Prologue
72 hours and 20 minutes
(11:40 p.m. Friday)
The hotel’s metal exit door slammed shut behind me with a decisive clang, sealing my fate as effectively as a coffin lid. Of course, I didn’t know that at the time. There were so many things I didn’t know.
I often wonder if I would have changed what happened that night if I could have. I don’t think so.
Some might judge me for that. Imagine not wanting to change a thing that had caused such heartbreak to so many. But I had gone to the hotel that night wanting to change my life—and oh boy, did I.
But . . . I’m getting ahead of myself.
When that door locked behind me, it trapped me in the creepy, semi-lit parking lot behind the Dragonfly Hotel. I had been sure it led to the street out front. Add that to the long list of things I had been wrong about tonight—including, apparently, how much one martini would affect me.
The door stubbornly resisted my tugging. Probably its only purpose was to keep drunken undesirables out. Oh, like me! A giggle escaped. Damn, I was funny tonight!
Unsteadily, I turned and attempted to get my bearings. My house was only a few blocks away. Rather than trying to find my way to the front of the hotel for a taxi, wouldn’t it be quicker to walk home?

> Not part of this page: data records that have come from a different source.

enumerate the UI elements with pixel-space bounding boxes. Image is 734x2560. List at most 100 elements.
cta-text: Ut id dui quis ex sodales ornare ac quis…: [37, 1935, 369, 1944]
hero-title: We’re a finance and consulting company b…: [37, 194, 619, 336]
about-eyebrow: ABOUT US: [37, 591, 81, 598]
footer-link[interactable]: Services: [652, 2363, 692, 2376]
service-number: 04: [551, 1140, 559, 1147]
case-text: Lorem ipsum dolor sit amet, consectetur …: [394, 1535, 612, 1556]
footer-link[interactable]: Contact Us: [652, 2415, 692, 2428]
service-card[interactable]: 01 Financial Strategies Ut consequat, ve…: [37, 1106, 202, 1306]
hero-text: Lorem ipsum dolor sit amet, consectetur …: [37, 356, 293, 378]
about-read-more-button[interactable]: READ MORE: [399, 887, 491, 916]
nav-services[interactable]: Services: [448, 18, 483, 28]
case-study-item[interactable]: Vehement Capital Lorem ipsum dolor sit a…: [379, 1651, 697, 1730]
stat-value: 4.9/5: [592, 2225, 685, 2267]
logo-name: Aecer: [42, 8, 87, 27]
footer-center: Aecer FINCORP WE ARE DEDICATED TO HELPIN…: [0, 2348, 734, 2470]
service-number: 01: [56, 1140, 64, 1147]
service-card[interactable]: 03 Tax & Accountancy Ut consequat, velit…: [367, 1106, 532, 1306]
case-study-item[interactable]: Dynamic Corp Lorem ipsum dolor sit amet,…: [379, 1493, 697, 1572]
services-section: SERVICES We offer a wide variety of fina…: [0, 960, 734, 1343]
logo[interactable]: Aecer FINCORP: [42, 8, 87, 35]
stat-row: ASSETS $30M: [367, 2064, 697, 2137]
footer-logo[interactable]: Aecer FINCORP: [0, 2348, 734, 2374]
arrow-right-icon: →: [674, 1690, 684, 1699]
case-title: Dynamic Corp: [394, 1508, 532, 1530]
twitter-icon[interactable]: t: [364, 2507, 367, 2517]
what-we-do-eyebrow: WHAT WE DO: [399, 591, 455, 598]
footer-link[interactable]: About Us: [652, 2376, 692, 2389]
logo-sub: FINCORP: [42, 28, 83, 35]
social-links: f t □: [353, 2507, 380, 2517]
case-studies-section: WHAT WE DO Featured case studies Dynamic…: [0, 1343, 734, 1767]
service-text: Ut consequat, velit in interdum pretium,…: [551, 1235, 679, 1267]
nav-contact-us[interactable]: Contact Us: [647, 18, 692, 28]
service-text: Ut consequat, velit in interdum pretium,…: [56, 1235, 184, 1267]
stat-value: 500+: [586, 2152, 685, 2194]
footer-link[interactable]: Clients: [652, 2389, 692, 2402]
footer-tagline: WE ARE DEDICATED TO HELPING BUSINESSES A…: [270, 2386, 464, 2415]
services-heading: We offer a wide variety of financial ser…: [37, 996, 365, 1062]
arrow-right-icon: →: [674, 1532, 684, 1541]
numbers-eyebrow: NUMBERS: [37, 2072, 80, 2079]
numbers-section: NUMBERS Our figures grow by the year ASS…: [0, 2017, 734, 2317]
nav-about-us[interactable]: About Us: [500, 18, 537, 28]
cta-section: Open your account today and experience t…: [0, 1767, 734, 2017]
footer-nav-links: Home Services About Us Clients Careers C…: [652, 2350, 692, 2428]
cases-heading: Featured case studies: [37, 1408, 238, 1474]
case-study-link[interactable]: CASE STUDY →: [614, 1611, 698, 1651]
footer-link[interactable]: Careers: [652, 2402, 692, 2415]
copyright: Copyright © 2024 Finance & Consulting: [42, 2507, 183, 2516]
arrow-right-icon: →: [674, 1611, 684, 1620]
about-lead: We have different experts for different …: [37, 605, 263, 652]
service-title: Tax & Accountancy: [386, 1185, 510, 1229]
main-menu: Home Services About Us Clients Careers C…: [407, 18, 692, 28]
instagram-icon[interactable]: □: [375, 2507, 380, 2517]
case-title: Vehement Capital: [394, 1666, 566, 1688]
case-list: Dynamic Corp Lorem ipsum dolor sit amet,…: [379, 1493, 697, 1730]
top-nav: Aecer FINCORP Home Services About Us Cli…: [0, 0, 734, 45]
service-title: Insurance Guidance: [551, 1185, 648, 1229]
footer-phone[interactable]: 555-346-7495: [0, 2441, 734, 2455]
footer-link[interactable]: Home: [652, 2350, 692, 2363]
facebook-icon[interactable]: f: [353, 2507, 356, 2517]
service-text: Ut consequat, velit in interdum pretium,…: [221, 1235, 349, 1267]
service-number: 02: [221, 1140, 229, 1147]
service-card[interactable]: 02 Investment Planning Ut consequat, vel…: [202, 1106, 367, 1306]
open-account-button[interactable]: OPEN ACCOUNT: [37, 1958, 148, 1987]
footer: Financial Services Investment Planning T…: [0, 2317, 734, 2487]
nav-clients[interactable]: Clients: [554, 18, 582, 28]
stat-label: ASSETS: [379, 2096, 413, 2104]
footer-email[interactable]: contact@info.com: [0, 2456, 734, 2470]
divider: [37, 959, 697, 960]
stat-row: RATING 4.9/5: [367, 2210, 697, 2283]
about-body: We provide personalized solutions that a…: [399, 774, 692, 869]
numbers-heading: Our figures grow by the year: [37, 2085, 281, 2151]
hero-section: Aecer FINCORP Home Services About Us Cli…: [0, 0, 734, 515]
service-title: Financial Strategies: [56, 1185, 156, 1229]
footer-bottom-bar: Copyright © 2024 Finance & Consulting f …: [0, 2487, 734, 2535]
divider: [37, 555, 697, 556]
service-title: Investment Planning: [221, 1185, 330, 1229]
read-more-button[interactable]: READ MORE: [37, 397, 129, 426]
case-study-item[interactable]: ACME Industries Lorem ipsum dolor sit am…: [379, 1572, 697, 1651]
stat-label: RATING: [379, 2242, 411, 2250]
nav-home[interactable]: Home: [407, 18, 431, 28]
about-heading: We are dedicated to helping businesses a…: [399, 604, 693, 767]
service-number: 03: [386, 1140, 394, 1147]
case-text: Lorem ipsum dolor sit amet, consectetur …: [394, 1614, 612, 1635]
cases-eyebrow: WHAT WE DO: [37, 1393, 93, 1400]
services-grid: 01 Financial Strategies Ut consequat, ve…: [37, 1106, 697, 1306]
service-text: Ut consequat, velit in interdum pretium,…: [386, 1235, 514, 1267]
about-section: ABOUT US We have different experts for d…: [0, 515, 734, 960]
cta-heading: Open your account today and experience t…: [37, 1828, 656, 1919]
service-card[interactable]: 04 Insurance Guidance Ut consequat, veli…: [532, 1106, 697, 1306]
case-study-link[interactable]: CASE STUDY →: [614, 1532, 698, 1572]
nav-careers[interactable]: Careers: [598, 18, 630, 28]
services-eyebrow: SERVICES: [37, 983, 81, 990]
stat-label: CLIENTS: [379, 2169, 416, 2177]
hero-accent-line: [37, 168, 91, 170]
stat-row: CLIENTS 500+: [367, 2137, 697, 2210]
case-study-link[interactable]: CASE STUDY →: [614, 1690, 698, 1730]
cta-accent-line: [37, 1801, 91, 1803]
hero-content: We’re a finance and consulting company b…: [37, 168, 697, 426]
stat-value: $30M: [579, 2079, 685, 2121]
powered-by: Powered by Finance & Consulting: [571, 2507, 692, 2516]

I shivered and rubbed my arms to warm the flesh left bare by my sleeveless black dress and thought longingly of the sweater languishing upstairs in my hotel room. Though the Texas summer had hung around in Dallas well into October, goosebumps pimpled my arms in the chilly night air.
Walking, er, staggering through the deserted parking lot on high heels, I also thought wistfully of the black flats keeping my sweater company. I zigzagged from car to car, steadying myself on one before setting out for the next. Focused on staying upright, I didn’t realize until I had crossed the entire lot that the only way forward was through a dark stretch of alleyway that disappeared between an unlit office building and a hulking multistory parking garage. The first few feet of the alley were visible, but beyond that was inky blackness.
I hesitated, looking back at the hotel door so far away. I could go back, but it would still be locked. I was feeling woozier by the second and just wanted to be at home, in my own bed.
Strange noises, like whispering and shushing, reached me. I clutched a nearby car mirror for support and scanned the lot. The dead autumn leaves that skittered across the asphalt on a slight breeze might be the culprit, but the alley now seemed like the lesser of two evils. I hurried into it and stumbled along in the dark, steadying myself on dumpsters. Then, to my relief, a patch of light appeared ahead. The glow from what must have been a streetlight became my beacon.
Damn! My toe caught on God knows what and I pitched forward, my knees taking the brunt of the fall. Because of my buzz I didn’t feel any real pain, just that slight stinging that accompanies skinned knees. They would hurt tomorrow.
I pulled myself up from the ground, using a dumpster for support, and refocused on the glow from the streetlight. A man, silhouetted by the light, blocked the end of the alley. A call for help died in my throat. Given my current state, he might help me, or not. The “or not” was what worried me.
He stared down the alley at me for several moments, then turned and walked away. A slow breath slid from me; one I hadn’t realized I had been holding. Something about his stance and the way he moved rang a bell in my memory, but everything was so fuzzy that I couldn’t place it.
I pushed off from the dumpster and staggered towards the light.
The growl that ripped through the dark behind me was my only warning before the attack. A snarling mass slammed into me with the force of a freight train, and, with a loud crack, bones gave way inside me. My impact with the pavement was so sudden that I didn’t realize I was going down until it knocked the breath out of me. The weight of my attacker kept me pinned to the ground.
Snarling and snapping filled the air. I felt pulling sensations on my neck and back. The cement underneath me turned from cold to warm, and a coppery scent infused the air. Strangely, I didn’t feel any pain, only an uncomfortable pressure. Though I lay facing the light that had been my beacon, the alley dimmed.
I had just wanted to have a good time on my birthday eve. If only I had been brave, for once, and just stayed in the hotel. But as usual, I had chickened out and gone running home to hide.
“Temple sends his regards,” a masculine voice rasped in my ear. “The True Cross will be his.” Then as quickly as he arrived, the attacker was gone.
I knew I should try to get up, or at least scream for help. The blood that pooled beneath me, my blood, no longer felt warm. But even the possibility that I would die alone in the cold, dark alley couldn’t induce me to move.
Hands grasped my shoulder and turned me over. That was when I knew for sure that it was the end.
I’d always heard that right before you die, your life flashes before your eyes. Well, folks, the face that hovered over me was definitely from my past.